Spanning his entire career, the exhibition demonstrates Millais's versatility, moving from his early Pre-Raphaelite paintings, including the famous image of Shakespeare's Ophelia , to society portraits and his later landscapes.
The only previous display of Millais's work on this scale was at the Royal Academy in 1967, but the Tate's show is much more comprehensive. Dr Alison Smith, the curator, said: "We've had a very fragmented view of Millais, but he is probably the most diverse of all British artists."
One of the most exciting exhibits is Sisters, a painting of Millais's daughters Mary, Effie and Alice Caroline, known as Carrie. Painted in 1868, when the girls were aged about eight, 10 and 5 respectively, it was last exhibited in Glasgow in 1901 and was known to the curators only as a print, before the original was traced to a private collection.

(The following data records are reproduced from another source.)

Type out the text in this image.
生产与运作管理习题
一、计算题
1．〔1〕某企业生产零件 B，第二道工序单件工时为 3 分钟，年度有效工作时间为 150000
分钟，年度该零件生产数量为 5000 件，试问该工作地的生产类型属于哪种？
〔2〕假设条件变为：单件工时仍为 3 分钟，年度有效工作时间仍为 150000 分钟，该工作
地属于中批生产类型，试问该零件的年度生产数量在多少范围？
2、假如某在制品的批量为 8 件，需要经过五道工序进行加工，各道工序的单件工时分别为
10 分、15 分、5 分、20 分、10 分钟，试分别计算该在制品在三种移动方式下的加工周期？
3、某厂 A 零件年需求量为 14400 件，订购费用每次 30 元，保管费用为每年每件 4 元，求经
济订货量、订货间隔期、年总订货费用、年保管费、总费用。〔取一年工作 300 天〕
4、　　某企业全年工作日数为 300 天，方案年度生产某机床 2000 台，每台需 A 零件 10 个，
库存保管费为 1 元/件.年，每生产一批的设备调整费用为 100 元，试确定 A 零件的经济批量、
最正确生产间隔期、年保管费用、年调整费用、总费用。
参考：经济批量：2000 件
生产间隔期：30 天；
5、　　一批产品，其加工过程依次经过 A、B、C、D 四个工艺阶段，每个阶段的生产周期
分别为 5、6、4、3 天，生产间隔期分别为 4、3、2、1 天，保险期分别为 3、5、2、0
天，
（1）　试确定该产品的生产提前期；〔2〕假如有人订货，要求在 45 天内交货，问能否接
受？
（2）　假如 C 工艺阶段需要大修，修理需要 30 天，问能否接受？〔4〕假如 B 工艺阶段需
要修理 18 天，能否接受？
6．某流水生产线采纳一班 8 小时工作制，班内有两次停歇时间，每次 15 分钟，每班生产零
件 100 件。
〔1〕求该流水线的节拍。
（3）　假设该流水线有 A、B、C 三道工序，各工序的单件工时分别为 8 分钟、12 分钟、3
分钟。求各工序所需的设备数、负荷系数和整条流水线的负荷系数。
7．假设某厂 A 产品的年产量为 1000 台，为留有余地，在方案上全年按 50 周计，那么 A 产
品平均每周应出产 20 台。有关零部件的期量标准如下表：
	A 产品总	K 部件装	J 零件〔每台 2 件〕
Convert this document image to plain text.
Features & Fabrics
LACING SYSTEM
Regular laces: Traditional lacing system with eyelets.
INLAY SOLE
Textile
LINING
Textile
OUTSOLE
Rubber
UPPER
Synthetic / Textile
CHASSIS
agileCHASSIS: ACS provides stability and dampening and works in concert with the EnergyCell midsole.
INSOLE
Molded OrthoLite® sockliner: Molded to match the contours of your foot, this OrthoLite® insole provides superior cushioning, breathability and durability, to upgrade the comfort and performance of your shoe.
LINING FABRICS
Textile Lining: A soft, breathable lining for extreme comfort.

It demonstrates both Millais's pride in being a family man – he and his wife Effie, who left her husband John Ruskin for him amid great scandal, had eight children – and his belief that human beauty is seen in its truest form in children. Bubbles, a picture of a small boy gazing at a bubble, was famously used in an advertisement for Pears soap. The Tate exhibition features 12 landscapes – including The Fringe of the Moor, painted in 1874 – which Dr Smith said revealed him to be "the heir to Constable and Turner".
Born in 1829, Millais was a child prodigy who became a student at the Royal Academy at the age of 11. He was given a baronetcy in 1885, making him the first artist to receive a hereditary title. He died in 1896.